I believe that the function you just defined is already continuous. It's not defined at 1 so checking its continuity doesn't make sense there, and at every other point it's clearly continuous because it's constant. Points that are arbitrarily close to 1 are still continuous because the intervals around 1 are open.

[Retric]

In calculus f(x) = x/x - 1 is not continuous at 1 based on the initial definitions. Moving to fixed-point arithmetic the idea of limits gets odd, but the function still needs a definition for that input.

[GolDDranks]

I would say the continuity isn't just defined at that point... I very much agree that one can't affirmatively say that the function is continuous at that point. Btw. I guess you meant to say f(x) = (x - 1)/(x - 1).

However, let's ignore that; the problem disappears if we define f(x ) = 1 at x = 1, and f(x) = 0 elsewhere.

In standard analysis that function would be discontinuous at that point.

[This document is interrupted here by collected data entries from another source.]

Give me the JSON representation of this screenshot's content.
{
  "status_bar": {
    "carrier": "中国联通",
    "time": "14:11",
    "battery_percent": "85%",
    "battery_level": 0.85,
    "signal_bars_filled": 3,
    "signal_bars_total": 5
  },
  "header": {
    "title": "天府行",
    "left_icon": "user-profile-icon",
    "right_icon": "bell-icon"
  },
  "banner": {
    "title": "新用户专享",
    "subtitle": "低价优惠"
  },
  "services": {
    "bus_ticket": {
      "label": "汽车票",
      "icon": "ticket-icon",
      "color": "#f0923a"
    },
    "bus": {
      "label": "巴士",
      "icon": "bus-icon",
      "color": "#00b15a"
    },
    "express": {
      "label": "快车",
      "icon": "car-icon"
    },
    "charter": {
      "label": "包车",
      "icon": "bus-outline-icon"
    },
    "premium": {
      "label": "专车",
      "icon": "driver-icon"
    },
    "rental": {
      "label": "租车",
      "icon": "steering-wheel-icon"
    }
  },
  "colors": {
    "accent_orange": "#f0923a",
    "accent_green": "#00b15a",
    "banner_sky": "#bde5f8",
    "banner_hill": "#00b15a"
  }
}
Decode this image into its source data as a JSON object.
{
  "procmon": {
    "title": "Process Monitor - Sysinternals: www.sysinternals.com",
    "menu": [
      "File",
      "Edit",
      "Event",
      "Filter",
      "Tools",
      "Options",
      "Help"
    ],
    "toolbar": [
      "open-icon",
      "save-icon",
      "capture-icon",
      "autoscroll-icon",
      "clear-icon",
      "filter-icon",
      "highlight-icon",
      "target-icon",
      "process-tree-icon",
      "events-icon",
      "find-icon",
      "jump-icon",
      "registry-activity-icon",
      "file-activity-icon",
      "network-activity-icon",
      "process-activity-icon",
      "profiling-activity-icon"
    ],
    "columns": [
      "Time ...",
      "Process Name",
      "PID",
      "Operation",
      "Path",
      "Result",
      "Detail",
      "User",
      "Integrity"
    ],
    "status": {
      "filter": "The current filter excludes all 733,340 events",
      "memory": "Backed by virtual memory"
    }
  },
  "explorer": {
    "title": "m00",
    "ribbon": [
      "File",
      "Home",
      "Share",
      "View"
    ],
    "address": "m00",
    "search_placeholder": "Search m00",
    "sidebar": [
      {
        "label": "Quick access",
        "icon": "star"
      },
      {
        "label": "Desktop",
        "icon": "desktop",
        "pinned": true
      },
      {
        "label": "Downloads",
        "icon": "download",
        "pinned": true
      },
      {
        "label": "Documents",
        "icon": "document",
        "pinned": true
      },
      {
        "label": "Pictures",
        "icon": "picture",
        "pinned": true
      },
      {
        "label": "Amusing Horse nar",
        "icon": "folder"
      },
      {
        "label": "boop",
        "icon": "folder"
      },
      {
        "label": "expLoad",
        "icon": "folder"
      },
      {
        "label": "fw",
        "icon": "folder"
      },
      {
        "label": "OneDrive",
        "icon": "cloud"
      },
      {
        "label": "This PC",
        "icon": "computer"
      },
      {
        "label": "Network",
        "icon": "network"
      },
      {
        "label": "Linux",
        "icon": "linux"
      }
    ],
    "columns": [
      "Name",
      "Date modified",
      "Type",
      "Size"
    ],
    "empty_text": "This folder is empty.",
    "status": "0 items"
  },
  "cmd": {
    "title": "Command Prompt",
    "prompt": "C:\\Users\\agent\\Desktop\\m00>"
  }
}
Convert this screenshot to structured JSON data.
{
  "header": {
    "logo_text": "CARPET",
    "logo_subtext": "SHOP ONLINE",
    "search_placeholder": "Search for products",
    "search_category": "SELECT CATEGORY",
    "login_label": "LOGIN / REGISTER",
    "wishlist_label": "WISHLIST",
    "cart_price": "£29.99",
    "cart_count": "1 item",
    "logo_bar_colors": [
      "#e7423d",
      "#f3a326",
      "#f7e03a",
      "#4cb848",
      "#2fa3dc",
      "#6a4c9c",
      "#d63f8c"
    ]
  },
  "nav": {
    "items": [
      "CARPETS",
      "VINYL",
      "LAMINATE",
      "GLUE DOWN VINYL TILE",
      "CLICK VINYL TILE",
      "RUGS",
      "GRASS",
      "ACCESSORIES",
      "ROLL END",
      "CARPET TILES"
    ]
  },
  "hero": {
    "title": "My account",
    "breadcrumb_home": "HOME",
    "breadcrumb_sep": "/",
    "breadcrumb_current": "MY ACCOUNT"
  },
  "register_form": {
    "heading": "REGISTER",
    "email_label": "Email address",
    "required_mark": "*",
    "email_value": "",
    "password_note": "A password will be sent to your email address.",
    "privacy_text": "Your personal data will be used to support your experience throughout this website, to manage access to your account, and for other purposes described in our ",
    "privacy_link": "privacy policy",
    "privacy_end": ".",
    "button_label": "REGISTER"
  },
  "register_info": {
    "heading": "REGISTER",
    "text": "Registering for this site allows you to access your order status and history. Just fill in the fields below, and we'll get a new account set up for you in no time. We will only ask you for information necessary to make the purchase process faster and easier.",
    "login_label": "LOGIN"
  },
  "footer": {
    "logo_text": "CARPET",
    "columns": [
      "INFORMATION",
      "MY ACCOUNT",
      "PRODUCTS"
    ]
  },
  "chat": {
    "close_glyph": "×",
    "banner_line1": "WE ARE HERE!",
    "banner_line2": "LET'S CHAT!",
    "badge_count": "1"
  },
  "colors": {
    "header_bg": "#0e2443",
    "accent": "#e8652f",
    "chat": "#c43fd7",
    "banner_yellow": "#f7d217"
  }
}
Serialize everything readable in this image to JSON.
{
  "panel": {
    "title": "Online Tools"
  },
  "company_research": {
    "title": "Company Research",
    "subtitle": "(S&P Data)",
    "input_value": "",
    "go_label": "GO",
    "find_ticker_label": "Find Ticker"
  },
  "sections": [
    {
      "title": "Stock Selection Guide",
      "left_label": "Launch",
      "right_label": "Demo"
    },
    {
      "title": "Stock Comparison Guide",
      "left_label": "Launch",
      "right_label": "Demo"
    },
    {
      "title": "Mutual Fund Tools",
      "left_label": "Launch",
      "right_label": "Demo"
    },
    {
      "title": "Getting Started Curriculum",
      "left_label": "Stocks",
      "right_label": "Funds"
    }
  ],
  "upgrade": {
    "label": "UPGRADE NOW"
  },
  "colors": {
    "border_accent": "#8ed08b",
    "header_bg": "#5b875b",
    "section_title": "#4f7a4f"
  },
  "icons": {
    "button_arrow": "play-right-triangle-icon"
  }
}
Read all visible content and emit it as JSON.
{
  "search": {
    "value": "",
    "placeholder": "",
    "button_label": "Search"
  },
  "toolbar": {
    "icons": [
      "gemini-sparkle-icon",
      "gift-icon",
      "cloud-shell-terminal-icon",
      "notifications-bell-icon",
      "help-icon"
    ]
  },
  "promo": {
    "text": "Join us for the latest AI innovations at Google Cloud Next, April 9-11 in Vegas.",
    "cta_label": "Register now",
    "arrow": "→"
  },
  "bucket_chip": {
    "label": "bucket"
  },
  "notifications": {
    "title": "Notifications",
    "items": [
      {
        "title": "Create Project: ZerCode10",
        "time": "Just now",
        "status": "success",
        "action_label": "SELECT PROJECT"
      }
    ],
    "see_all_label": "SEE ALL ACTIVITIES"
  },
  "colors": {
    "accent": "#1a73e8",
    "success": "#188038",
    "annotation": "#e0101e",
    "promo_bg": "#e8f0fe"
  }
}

I'm not sure about implications in the OP's kind of analysis. Would the existence of m(1) imply that there exist some smallest input that is larger than 1, that would make difference in output? Same for the largest input that is smaller than 1.

[tel]

You handle continuity in discrete spaces through topology. A function is continuous for a (really, two) given topology if the inverse images of open sets are open sets.